Chapter Seven
Human-AI Collaborative NOVA
Corresponds to Section 5 of the paper
The preceding sections identify three barriers for autonomous NOVA: reachable support limits what can be discovered (Corollary 2), imperfect verification becomes more dangerous as new-valid mass shrinks (Corollary 4), and Zipf occupancy makes cumulative discovery costs grow superlinearly (Theorem 6).

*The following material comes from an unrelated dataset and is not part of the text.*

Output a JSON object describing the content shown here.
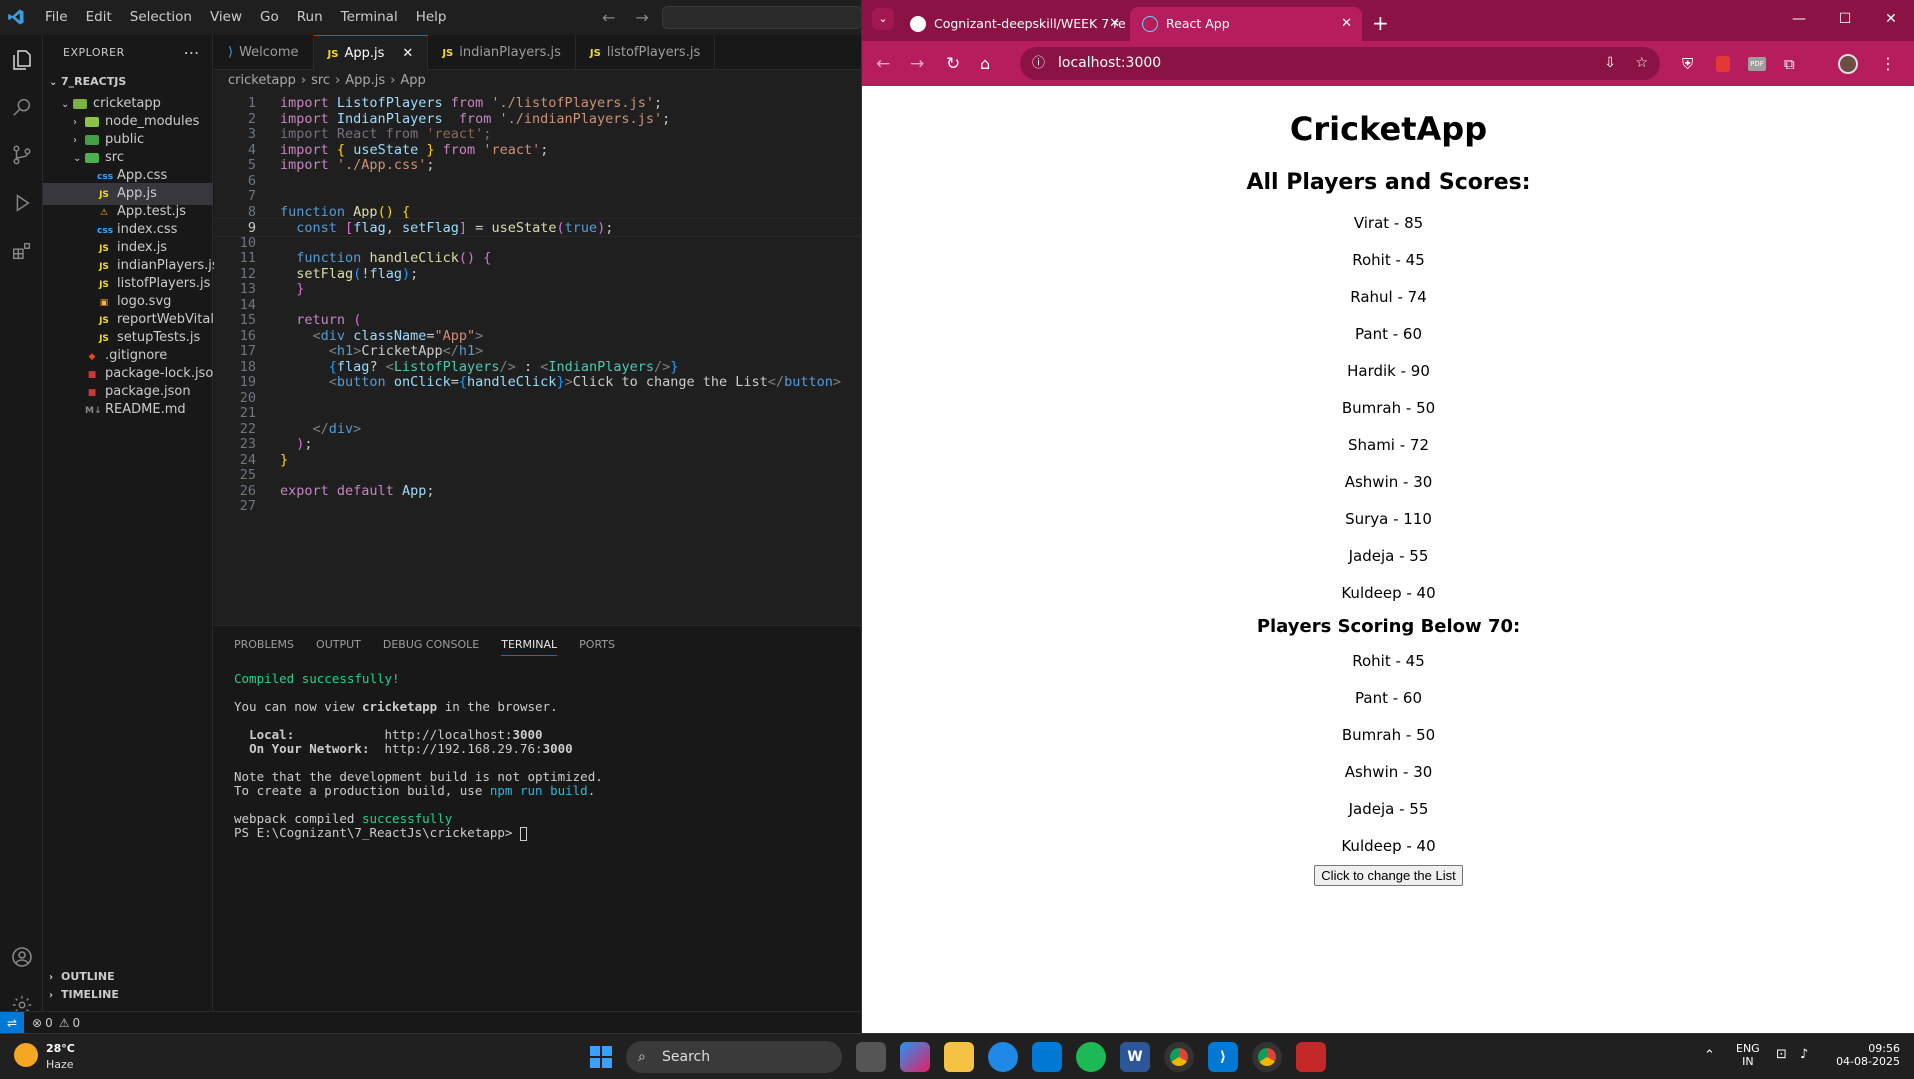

Human experts can intervene at each of these bottlenecks.
In the augmented NOVA loop, a human expert modifies \(Q_t\) to a guided distribution \(Q_t'\), the AI generates \(N_{\text{AI}}\) candidates from \(Q_t'\), the expert generates \(N_H\) candidates from their own distribution \(P_H\), and the combined candidates are verified.
Theorem 7
Sparse-Regime Human Amplification
In the sparse regime, the human amplification factor admits the first-order decomposition:
$$\boxed{A_H = A_{\text{guide}} \cdot A_{\text{verify}} \cdot A_{\text{gen}}}$$
where:
$$A_{\text{guide}} = \frac{M_t^{\text{new,guided}}}{M_t^{\text{new}}}, \qquad A_{\text{verify}} = \frac{r_{\text{eff},t}}{r_t}, \qquad A_{\text{gen}} = 1 + \frac{N_H\, \rho_{H,t}\, M_t^{\text{new},H}}{N_{\text{AI}}\, r_{\text{eff},t}\, M_t^{\text{new,guided}}}$$
Theorem 8
Human-Guided Support Expansion
If human guidance changes \(Q_t\) to \(Q_t'\) such that \(\mathcal{K} \cap \text{supp}(Q_t) \subsetneq \mathcal{K} \cap \text{supp}(Q_t')\), then the reachable valid set strictly expands. Hence guidance can break the autonomous exploration barrier.